Una esperienza di formazione e ricerca Martino Doni

Cultura della formazione

Introduzione di Giacomo Lucchini, Direttore Tutor s.c.r.l.

Immagini_in_corso_1La formazione, per la Tutor s.c.r.l., non e’ un elemento aggiuntivo, ma sostanziale. Possiamo fare a meno di molte dimensioni organizzative e pratiche; possiamo rinunciare ai privilegi di una sede comoda o di un sistema informatico efficiente; possiamo sostenere la svalutazione dei titoli di studio, lo spaesamento delle competenze, il disorientamento cronico delle giovani generazioni. e’ il nostro mestiere. Ma non possiamo fare a meno della formazione.

Perché questo? Ce lo siamo chiesto tante volte. Nel corso delle nostre avventure umane e professionali, abbiamo tentato molte vie della formazione. Ci siamo concentrati sulle modalita’ individuali di intervento, sulle procedure per la messa in qualita’, sulla progettazione, sui ruoli e sulle competenze. Fino al punto di trasformare la formazione nel tessuto connettivo stesso del lavoro che cercavamo di impostare.

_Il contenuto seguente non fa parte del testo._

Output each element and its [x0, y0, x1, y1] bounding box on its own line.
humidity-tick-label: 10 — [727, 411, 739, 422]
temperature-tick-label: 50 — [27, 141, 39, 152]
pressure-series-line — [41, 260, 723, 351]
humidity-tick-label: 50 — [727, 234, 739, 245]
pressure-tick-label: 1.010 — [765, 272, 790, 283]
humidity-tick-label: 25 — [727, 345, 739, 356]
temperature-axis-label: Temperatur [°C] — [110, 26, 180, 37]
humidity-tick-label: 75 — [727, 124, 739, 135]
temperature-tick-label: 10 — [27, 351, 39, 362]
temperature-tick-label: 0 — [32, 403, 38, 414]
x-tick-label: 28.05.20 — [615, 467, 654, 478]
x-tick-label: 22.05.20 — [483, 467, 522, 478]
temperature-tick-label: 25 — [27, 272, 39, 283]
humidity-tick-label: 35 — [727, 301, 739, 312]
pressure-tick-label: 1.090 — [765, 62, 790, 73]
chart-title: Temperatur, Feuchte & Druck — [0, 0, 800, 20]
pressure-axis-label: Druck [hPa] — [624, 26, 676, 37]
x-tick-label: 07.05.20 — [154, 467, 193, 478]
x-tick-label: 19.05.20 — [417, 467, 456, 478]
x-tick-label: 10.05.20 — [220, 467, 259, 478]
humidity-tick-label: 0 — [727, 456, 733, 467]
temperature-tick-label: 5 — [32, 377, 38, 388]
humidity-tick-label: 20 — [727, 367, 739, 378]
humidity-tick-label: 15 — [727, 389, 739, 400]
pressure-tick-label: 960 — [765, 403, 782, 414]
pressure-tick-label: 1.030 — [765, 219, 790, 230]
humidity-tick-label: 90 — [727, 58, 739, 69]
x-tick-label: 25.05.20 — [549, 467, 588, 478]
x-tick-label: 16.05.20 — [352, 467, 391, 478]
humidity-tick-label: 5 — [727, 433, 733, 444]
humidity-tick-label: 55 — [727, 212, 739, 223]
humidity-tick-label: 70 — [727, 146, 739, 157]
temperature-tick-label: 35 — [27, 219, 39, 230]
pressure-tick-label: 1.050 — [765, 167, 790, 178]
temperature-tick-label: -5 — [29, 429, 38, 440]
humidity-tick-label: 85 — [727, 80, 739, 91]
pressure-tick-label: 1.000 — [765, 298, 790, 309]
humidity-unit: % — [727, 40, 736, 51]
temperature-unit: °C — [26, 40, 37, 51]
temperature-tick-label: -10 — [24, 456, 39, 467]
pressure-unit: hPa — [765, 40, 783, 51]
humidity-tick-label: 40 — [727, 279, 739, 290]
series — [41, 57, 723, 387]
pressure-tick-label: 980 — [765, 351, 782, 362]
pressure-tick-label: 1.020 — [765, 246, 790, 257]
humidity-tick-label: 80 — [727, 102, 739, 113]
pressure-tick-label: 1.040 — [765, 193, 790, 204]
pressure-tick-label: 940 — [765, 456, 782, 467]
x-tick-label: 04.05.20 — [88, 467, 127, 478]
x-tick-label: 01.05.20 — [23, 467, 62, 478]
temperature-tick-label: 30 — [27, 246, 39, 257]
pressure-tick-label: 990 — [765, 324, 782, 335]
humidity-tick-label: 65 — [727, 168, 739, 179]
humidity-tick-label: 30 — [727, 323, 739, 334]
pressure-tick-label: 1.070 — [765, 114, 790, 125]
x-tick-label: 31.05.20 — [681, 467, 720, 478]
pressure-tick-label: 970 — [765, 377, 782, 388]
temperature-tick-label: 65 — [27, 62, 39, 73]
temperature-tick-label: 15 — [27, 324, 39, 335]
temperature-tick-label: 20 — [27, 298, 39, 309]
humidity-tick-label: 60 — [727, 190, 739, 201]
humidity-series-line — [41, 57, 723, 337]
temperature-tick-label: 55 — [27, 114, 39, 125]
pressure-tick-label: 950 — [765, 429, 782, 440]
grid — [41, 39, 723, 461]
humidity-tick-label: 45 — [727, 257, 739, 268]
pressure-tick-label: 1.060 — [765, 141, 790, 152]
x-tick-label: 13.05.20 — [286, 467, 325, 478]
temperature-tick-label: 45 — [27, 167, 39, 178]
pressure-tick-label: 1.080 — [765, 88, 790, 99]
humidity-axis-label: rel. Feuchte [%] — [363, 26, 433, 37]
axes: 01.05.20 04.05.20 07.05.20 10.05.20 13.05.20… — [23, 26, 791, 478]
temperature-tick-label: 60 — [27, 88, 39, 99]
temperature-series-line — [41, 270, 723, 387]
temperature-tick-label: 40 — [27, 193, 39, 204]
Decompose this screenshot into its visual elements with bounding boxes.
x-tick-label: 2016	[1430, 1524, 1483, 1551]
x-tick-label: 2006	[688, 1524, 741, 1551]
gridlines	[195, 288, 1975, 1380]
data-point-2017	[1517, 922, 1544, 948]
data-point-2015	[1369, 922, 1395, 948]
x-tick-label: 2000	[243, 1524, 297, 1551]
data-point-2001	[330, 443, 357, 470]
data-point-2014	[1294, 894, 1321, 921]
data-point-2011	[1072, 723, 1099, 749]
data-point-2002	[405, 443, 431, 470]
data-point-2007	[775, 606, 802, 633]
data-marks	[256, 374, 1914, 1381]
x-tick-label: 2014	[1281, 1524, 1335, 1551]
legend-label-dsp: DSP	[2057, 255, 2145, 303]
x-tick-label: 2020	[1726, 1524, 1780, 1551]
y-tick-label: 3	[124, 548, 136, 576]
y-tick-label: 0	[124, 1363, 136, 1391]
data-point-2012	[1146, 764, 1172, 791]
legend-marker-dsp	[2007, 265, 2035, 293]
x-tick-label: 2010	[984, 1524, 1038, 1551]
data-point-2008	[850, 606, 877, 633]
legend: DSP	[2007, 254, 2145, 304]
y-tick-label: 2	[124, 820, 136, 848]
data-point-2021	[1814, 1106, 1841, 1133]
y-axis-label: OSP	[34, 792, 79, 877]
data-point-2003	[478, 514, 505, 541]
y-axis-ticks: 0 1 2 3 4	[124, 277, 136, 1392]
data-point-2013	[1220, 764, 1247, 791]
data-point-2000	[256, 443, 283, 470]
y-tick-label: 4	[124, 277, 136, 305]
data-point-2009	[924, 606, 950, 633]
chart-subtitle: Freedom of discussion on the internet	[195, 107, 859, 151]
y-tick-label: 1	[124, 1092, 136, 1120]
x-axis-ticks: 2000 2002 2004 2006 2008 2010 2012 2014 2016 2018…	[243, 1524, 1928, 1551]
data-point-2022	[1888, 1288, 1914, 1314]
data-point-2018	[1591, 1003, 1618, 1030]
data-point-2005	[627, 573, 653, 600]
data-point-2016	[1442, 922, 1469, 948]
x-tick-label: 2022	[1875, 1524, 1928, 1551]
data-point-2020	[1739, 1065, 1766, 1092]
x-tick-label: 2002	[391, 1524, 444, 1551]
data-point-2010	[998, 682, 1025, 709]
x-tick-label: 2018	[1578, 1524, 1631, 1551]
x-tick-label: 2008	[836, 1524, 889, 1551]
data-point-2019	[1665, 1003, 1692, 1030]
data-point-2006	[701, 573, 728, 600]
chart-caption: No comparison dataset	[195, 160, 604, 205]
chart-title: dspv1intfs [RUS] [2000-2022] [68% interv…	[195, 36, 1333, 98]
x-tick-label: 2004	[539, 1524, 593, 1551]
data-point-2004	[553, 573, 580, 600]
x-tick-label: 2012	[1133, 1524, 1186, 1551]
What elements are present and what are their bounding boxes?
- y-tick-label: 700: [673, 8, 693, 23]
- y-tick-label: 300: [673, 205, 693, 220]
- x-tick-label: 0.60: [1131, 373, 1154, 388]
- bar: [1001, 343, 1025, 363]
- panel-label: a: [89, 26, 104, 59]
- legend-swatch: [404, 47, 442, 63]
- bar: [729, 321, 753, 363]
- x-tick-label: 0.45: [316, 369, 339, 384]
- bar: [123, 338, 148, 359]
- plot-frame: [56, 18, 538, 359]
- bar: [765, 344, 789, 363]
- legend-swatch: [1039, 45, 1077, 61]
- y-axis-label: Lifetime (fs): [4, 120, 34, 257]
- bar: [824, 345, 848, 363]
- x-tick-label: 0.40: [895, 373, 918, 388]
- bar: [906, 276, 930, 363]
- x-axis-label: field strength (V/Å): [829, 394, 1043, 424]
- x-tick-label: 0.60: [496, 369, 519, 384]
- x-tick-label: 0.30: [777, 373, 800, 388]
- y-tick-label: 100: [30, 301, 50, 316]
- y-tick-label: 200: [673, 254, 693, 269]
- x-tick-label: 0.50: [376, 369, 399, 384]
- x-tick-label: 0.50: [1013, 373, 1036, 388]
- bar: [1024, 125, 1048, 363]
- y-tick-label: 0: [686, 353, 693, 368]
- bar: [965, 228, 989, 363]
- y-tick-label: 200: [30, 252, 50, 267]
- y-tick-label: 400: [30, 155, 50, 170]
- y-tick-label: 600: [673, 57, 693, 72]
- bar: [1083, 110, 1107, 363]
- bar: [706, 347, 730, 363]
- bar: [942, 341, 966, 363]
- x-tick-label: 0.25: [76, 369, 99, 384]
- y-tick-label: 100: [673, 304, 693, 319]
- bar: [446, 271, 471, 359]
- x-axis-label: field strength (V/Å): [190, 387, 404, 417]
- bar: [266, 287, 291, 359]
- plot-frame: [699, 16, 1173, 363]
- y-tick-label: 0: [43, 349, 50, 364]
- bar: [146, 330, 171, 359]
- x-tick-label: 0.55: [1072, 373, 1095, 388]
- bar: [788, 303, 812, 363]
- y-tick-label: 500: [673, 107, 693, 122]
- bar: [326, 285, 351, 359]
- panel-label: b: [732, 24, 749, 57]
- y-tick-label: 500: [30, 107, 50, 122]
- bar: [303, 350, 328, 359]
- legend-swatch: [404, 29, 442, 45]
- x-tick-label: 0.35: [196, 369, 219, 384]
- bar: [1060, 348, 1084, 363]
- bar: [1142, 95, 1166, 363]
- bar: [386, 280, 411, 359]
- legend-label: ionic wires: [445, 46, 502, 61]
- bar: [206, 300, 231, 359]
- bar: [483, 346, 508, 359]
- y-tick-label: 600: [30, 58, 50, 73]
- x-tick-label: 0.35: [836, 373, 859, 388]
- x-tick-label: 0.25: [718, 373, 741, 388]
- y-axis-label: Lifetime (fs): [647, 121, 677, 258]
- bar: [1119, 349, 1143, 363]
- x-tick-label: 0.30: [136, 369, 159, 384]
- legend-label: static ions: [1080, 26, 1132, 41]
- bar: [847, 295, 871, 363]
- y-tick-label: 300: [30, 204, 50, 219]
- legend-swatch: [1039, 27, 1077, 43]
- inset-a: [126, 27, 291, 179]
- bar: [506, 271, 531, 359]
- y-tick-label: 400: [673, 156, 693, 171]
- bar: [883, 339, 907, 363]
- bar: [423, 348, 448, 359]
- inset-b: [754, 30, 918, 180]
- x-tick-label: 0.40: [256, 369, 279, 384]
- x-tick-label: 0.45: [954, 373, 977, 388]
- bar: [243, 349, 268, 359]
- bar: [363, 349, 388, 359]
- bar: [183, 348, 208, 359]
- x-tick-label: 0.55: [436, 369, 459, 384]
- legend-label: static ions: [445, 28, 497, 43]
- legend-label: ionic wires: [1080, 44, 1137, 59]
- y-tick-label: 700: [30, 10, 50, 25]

Formazione e’ un termine chiave del lavoro sociale, ma e’ anche un termine fin troppo logoro, usato e abusato, soprattutto in tempi di crisi, quando si utilizza la formazione per allentare la presa delle relazioni economiche fragili. Per noi, la formazione e’ innanzitutto una ragione sociale della nostra stessa agenzia professionale. Siamo una societa’ che, per statuto, opera nella formazione, nella cultura e nel lavoro. Il che significa che per noi fare formazione non e’ affinare delle tecniche per poi applicarle in un secondo momento, ma cogliere i processi nel loro stesso svolgimento.
Questa e’ forse la specificita’ più originale che possiamo perseguire: formazione non come cappello introduttivo, blasone ornamentale o pleonastico, ma come tessuto connettivo, sistema capace non solo di individuare le potenzialita’ del gruppo che partecipa ai percorsi formativi, ma di realizzare anche azioni coerenti ed efficaci.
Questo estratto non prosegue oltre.